HONG KONG — When the government deregulated the city’s pay TV market in December, many people believed one-time monopoly player Cable TV would soon be toast.
But it is emerging as a good bet.
Insiders say there is only room for two or three pay TV players in the market. By the end of this year, six, including four new licensees, will jostle for position with Cable TV.
Launch dates are looming, but some new services aren’t even talking about their plans yet.
In the middle of all this confusion, Cable TV, with 500,000 subscribers and 31 channels, is starting to look like a winner for investors and viewers.
“It’s not an easy business to get into,” says Samuel Wong, Cable TV’s veep for finance and corporate development. The hard work, he’s implying, is all behind 7-year-old Cable TV.

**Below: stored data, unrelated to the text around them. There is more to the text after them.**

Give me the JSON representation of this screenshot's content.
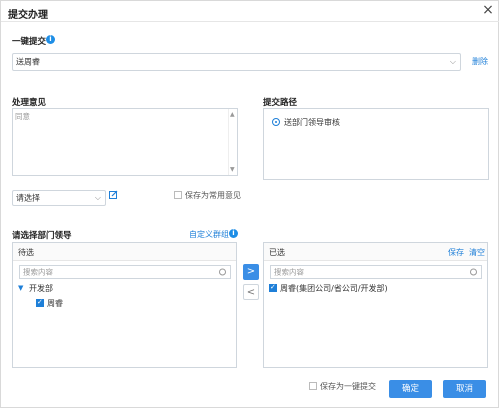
{
  "dialog": {
    "title": "提交办理",
    "close_symbol": "×"
  },
  "quick_submit": {
    "label": "一键提交",
    "info_symbol": "i",
    "selected_value": "送周睿",
    "delete_label": "删除"
  },
  "opinion": {
    "label": "处理意见",
    "text": "同意",
    "select_placeholder": "请选择",
    "save_common_label": "保存为常用意见",
    "save_common_checked": false
  },
  "path": {
    "label": "提交路径",
    "options": [
      {
        "label": "送部门领导审核",
        "selected": true
      }
    ]
  },
  "leaders": {
    "label": "请选择部门领导",
    "custom_group_label": "自定义群组",
    "pending": {
      "title": "待选",
      "search_placeholder": "搜索内容",
      "tree": [
        {
          "label": "开发部",
          "expanded": true,
          "children": [
            {
              "label": "周睿",
              "checked": true
            }
          ]
        }
      ]
    },
    "move_right_symbol": ">",
    "move_left_symbol": "<",
    "selected": {
      "title": "已选",
      "save_label": "保存",
      "clear_label": "清空",
      "search_placeholder": "搜索内容",
      "items": [
        {
          "label": "周睿(集团公司/省公司/开发部)",
          "checked": true
        }
      ]
    }
  },
  "footer": {
    "save_quick_label": "保存为一键提交",
    "save_quick_checked": false,
    "confirm_label": "确定",
    "cancel_label": "取消"
  },
  "colors": {
    "accent": "#3a8ee6",
    "link": "#1e7fd8"
  }
}
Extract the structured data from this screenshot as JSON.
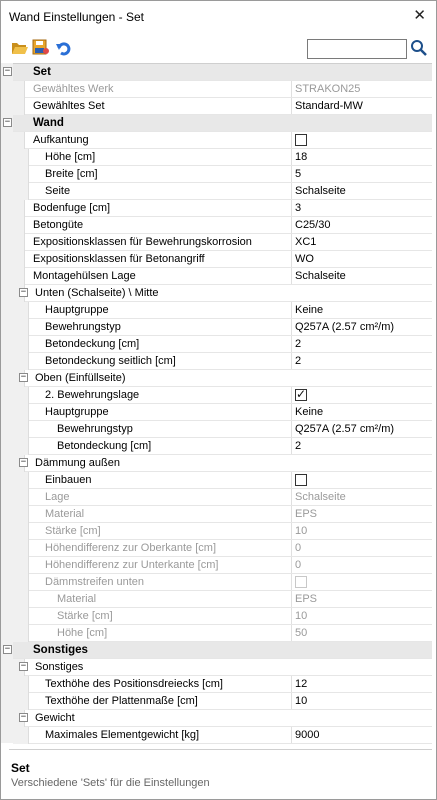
{
  "window": {
    "title": "Wand Einstellungen - Set",
    "close_glyph": "✕"
  },
  "toolbar": {
    "icons": [
      "folder-open-icon",
      "save-user-icon",
      "undo-icon"
    ],
    "search_value": "",
    "search_icon": "magnifier-icon"
  },
  "colors": {
    "section_bg": "#e8e8e8",
    "muted_text": "#9a9a9a",
    "folder": "#e8b33a",
    "undo": "#2a6fd6"
  },
  "rows": [
    {
      "kind": "section",
      "label": "Set",
      "toggle": "−"
    },
    {
      "kind": "prop",
      "level": 1,
      "label": "Gewähltes Werk",
      "value": "STRAKON25",
      "muted": true
    },
    {
      "kind": "prop",
      "level": 1,
      "label": "Gewähltes Set",
      "value": "Standard-MW"
    },
    {
      "kind": "section",
      "label": "Wand",
      "toggle": "−"
    },
    {
      "kind": "prop",
      "level": 1,
      "label": "Aufkantung",
      "checkbox": false
    },
    {
      "kind": "prop",
      "level": 2,
      "label": "Höhe [cm]",
      "value": "18"
    },
    {
      "kind": "prop",
      "level": 2,
      "label": "Breite [cm]",
      "value": "5"
    },
    {
      "kind": "prop",
      "level": 2,
      "label": "Seite",
      "value": "Schalseite"
    },
    {
      "kind": "prop",
      "level": 1,
      "label": "Bodenfuge [cm]",
      "value": "3"
    },
    {
      "kind": "prop",
      "level": 1,
      "label": "Betongüte",
      "value": "C25/30"
    },
    {
      "kind": "prop",
      "level": 1,
      "label": "Expositionsklassen für Bewehrungskorrosion",
      "value": "XC1"
    },
    {
      "kind": "prop",
      "level": 1,
      "label": "Expositionsklassen für Betonangriff",
      "value": "WO"
    },
    {
      "kind": "prop",
      "level": 1,
      "label": "Montagehülsen Lage",
      "value": "Schalseite"
    },
    {
      "kind": "subsection",
      "level": 1,
      "label": "Unten (Schalseite) \\ Mitte",
      "toggle": "−"
    },
    {
      "kind": "prop",
      "level": 2,
      "label": "Hauptgruppe",
      "value": "Keine"
    },
    {
      "kind": "prop",
      "level": 2,
      "label": "Bewehrungstyp",
      "value": "Q257A   (2.57 cm²/m)"
    },
    {
      "kind": "prop",
      "level": 2,
      "label": "Betondeckung [cm]",
      "value": "2"
    },
    {
      "kind": "prop",
      "level": 2,
      "label": "Betondeckung seitlich [cm]",
      "value": "2"
    },
    {
      "kind": "subsection",
      "level": 1,
      "label": "Oben (Einfüllseite)",
      "toggle": "−"
    },
    {
      "kind": "prop",
      "level": 2,
      "label": "2. Bewehrungslage",
      "checkbox": true
    },
    {
      "kind": "prop",
      "level": 2,
      "label": "Hauptgruppe",
      "value": "Keine"
    },
    {
      "kind": "prop",
      "level": 3,
      "label": "Bewehrungstyp",
      "value": "Q257A   (2.57 cm²/m)"
    },
    {
      "kind": "prop",
      "level": 3,
      "label": "Betondeckung [cm]",
      "value": "2"
    },
    {
      "kind": "subsection",
      "level": 1,
      "label": "Dämmung außen",
      "toggle": "−"
    },
    {
      "kind": "prop",
      "level": 2,
      "label": "Einbauen",
      "checkbox": false
    },
    {
      "kind": "prop",
      "level": 2,
      "label": "Lage",
      "value": "Schalseite",
      "muted": true
    },
    {
      "kind": "prop",
      "level": 2,
      "label": "Material",
      "value": "EPS",
      "muted": true
    },
    {
      "kind": "prop",
      "level": 2,
      "label": "Stärke [cm]",
      "value": "10",
      "muted": true
    },
    {
      "kind": "prop",
      "level": 2,
      "label": "Höhendifferenz zur Oberkante [cm]",
      "value": "0",
      "muted": true
    },
    {
      "kind": "prop",
      "level": 2,
      "label": "Höhendifferenz zur Unterkante [cm]",
      "value": "0",
      "muted": true
    },
    {
      "kind": "prop",
      "level": 2,
      "label": "Dämmstreifen unten",
      "checkbox": false,
      "muted": true
    },
    {
      "kind": "prop",
      "level": 3,
      "label": "Material",
      "value": "EPS",
      "muted": true
    },
    {
      "kind": "prop",
      "level": 3,
      "label": "Stärke [cm]",
      "value": "10",
      "muted": true
    },
    {
      "kind": "prop",
      "level": 3,
      "label": "Höhe [cm]",
      "value": "50",
      "muted": true
    },
    {
      "kind": "section",
      "label": "Sonstiges",
      "toggle": "−"
    },
    {
      "kind": "subsection",
      "level": 1,
      "label": "Sonstiges",
      "toggle": "−"
    },
    {
      "kind": "prop",
      "level": 2,
      "label": "Texthöhe des Positionsdreiecks [cm]",
      "value": "12"
    },
    {
      "kind": "prop",
      "level": 2,
      "label": "Texthöhe der Plattenmaße [cm]",
      "value": "10"
    },
    {
      "kind": "subsection",
      "level": 1,
      "label": "Gewicht",
      "toggle": "−"
    },
    {
      "kind": "prop",
      "level": 2,
      "label": "Maximales Elementgewicht [kg]",
      "value": "9000"
    }
  ],
  "description": {
    "title": "Set",
    "text": "Verschiedene 'Sets' für die Einstellungen"
  }
}
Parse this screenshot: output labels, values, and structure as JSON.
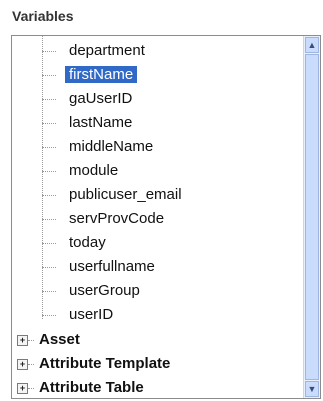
{
  "panel": {
    "title": "Variables"
  },
  "tree": {
    "leaves": [
      {
        "label": "department"
      },
      {
        "label": "firstName",
        "selected": true
      },
      {
        "label": "gaUserID"
      },
      {
        "label": "lastName"
      },
      {
        "label": "middleName"
      },
      {
        "label": "module"
      },
      {
        "label": "publicuser_email"
      },
      {
        "label": "servProvCode"
      },
      {
        "label": "today"
      },
      {
        "label": "userfullname"
      },
      {
        "label": "userGroup"
      },
      {
        "label": "userID"
      }
    ],
    "folders": [
      {
        "label": "Asset",
        "expander": "+"
      },
      {
        "label": "Attribute Template",
        "expander": "+"
      },
      {
        "label": "Attribute Table",
        "expander": "+"
      }
    ]
  },
  "scrollbar": {
    "up_icon": "chevron-up-icon",
    "down_icon": "chevron-down-icon",
    "up_glyph": "▲",
    "down_glyph": "▼"
  }
}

Timing is crucial. News Corp.-owned Star’s dramatic withdrawal from the license process in December suddenly made Cable TV’s job look easier. And it has already had a big head start.
Cable TV’s parent company, iCable Communications, a division of Hong Kong conglomerate Wharf Holdings, raised $556 million in an IPO last year before the markets turned sour.

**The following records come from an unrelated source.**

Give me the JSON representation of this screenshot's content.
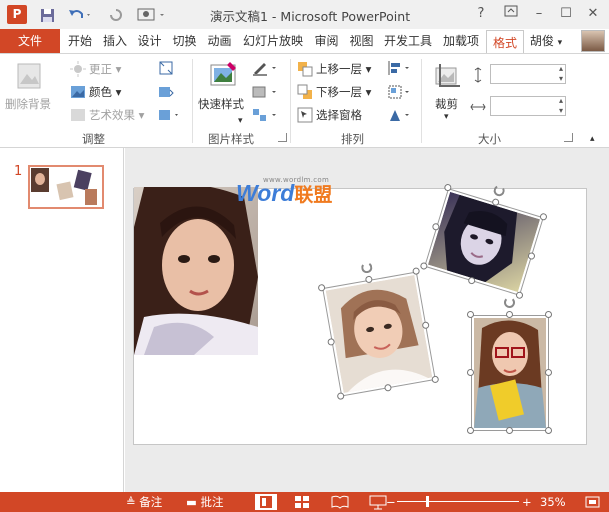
{
  "app": {
    "icon_letter": "P",
    "title": "演示文稿1 - Microsoft PowerPoint"
  },
  "window_controls": {
    "help": "?",
    "minimize": "–",
    "restore": "☐",
    "close": "✕"
  },
  "tabs": [
    {
      "label": "文件"
    },
    {
      "label": "开始"
    },
    {
      "label": "插入"
    },
    {
      "label": "设计"
    },
    {
      "label": "切换"
    },
    {
      "label": "动画"
    },
    {
      "label": "幻灯片放映"
    },
    {
      "label": "审阅"
    },
    {
      "label": "视图"
    },
    {
      "label": "开发工具"
    },
    {
      "label": "加载项"
    },
    {
      "label": "格式"
    }
  ],
  "user": {
    "name": "胡俊",
    "caret": "▾"
  },
  "ribbon": {
    "adjust": {
      "remove_bg": "删除背景",
      "corrections": "更正",
      "color": "颜色",
      "artistic": "艺术效果",
      "group_label": "调整"
    },
    "picture_styles": {
      "quick_styles": "快速样式",
      "group_label": "图片样式"
    },
    "arrange": {
      "bring_forward": "上移一层",
      "send_backward": "下移一层",
      "selection_pane": "选择窗格",
      "group_label": "排列"
    },
    "size": {
      "crop": "裁剪",
      "height_value": "",
      "width_value": "",
      "group_label": "大小"
    }
  },
  "thumbnails": [
    {
      "number": "1"
    }
  ],
  "watermark": {
    "url": "www.wordlm.com",
    "word": "Word",
    "brand": "联盟"
  },
  "status": {
    "notes": "备注",
    "comments": "批注",
    "zoom_minus": "−",
    "zoom_plus": "+",
    "zoom": "35%"
  },
  "colors": {
    "accent": "#d24726",
    "ribbon_bg": "#ffffff",
    "canvas_bg": "#ebebeb"
  }
}
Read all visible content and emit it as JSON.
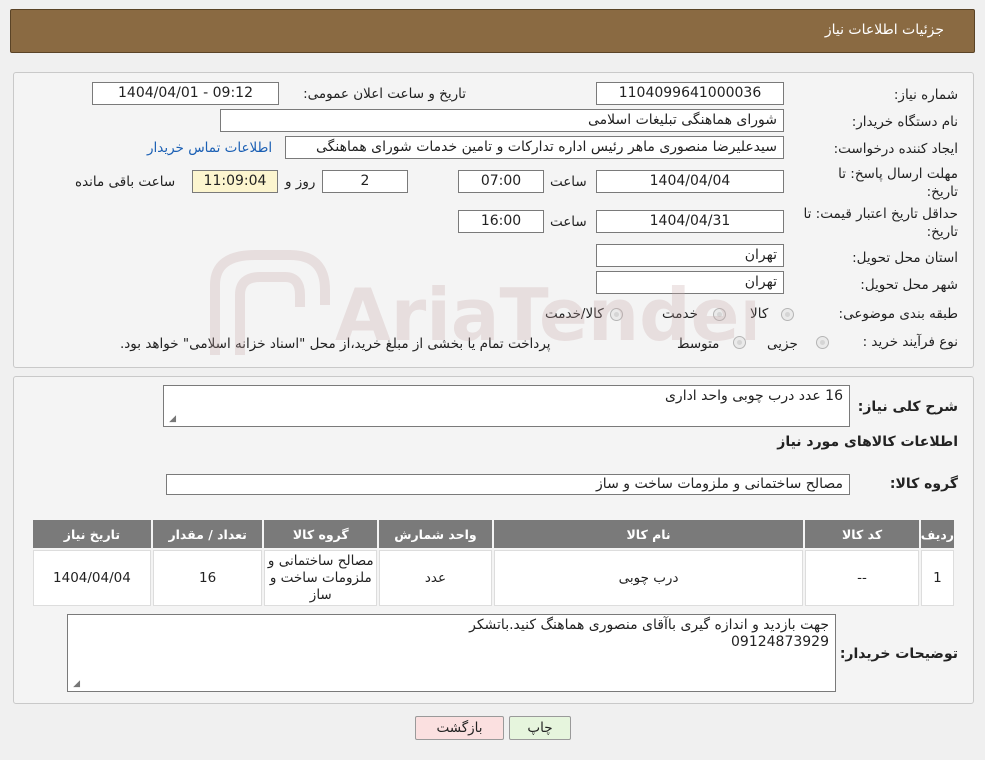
{
  "header": {
    "title": "جزئیات اطلاعات نیاز"
  },
  "form": {
    "need_number_label": "شماره نیاز:",
    "need_number": "1104099641000036",
    "announce_label": "تاریخ و ساعت اعلان عمومی:",
    "announce_value": "1404/04/01 - 09:12",
    "buyer_org_label": "نام دستگاه خریدار:",
    "buyer_org": "شورای هماهنگی تبلیغات اسلامی",
    "creator_label": "ایجاد کننده درخواست:",
    "creator": "سیدعلیرضا منصوری ماهر رئیس اداره تدارکات و تامین خدمات  شورای هماهنگی",
    "contact_link": "اطلاعات تماس خریدار",
    "deadline_label": "مهلت ارسال پاسخ: تا تاریخ:",
    "deadline_date": "1404/04/04",
    "time_label": "ساعت",
    "deadline_time": "07:00",
    "days_value": "2",
    "days_label": "روز و",
    "remaining_time": "11:09:04",
    "remaining_label": "ساعت باقی مانده",
    "validity_label": "حداقل تاریخ اعتبار قیمت: تا تاریخ:",
    "validity_date": "1404/04/31",
    "validity_time": "16:00",
    "province_label": "استان محل تحویل:",
    "province": "تهران",
    "city_label": "شهر محل تحویل:",
    "city": "تهران",
    "category_label": "طبقه بندی موضوعی:",
    "category_options": [
      "کالا",
      "خدمت",
      "کالا/خدمت"
    ],
    "purchase_type_label": "نوع فرآیند خرید :",
    "purchase_options": [
      "جزیی",
      "متوسط"
    ],
    "purchase_note": "پرداخت تمام یا بخشی از مبلغ خرید،از محل \"اسناد خزانه اسلامی\" خواهد بود."
  },
  "summary": {
    "overall_label": "شرح کلی نیاز:",
    "overall_value": "16 عدد درب چوبی واحد اداری",
    "goods_info_title": "اطلاعات کالاهای مورد نیاز",
    "goods_group_label": "گروه کالا:",
    "goods_group_value": "مصالح ساختمانی و ملزومات ساخت و ساز"
  },
  "table": {
    "headers": [
      "ردیف",
      "کد کالا",
      "نام کالا",
      "واحد شمارش",
      "گروه کالا",
      "تعداد / مقدار",
      "تاریخ نیاز"
    ],
    "rows": [
      {
        "row": "1",
        "code": "--",
        "name": "درب چوبی",
        "unit": "عدد",
        "group": "مصالح ساختمانی و ملزومات ساخت و ساز",
        "qty": "16",
        "date": "1404/04/04"
      }
    ]
  },
  "buyer_notes": {
    "label": "توضیحات خریدار:",
    "line1": "جهت بازدید و اندازه گیری باآقای منصوری هماهنگ کنید.باتشکر",
    "line2": "09124873929"
  },
  "buttons": {
    "print": "چاپ",
    "back": "بازگشت"
  },
  "watermark": {
    "text": "AriaTender.neT"
  },
  "colors": {
    "header_bg": "#8a6a42",
    "table_header_bg": "#7a7a7a",
    "link": "#1a5fb4",
    "remaining_bg": "#fcf5cf"
  }
}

This cash pile may explain the bullishness at the company, which has yet to turn a profit, although its Cable TV division moved slightly into the black for the first time last year.
Convergence is the name of iCable’s game: The company is also eyeing future revenue from broadband and dial-up Internet access via its cable network.
Despite the optimism in the company, the going will still be tough. The Hong Kong market has remained resistant to pay TV in comparison with some of its Asian neighbors.
Cable reaches about 1.7 million, or 25%, of homes, while about 449,000 homes have satellite. Quaint old terrestrial TV still commands 92% of the audience, according to ratings agency ACNielsen, with cable taking 7% and satellite an estimated 1%.
In stark contrast, cable channels in Taiwan, a mature market where cable penetration is about 80%, command almost 60% audience share.
Cable TV’s biggest advantage might turn out to be the 10,000 hours of programming it creates each year. Its competitors are understandably wary of producing their own Cantonese-language content for Hong Kong because it doesn’t travel well to other markets, even Mandarin-speaking mainland China.
But it is widely believed to be essential for success. The next year will be a nail-biting — and expensive — period for the market’s new entrants. Cable TV will have to make sure it doesn’t squander its big lead.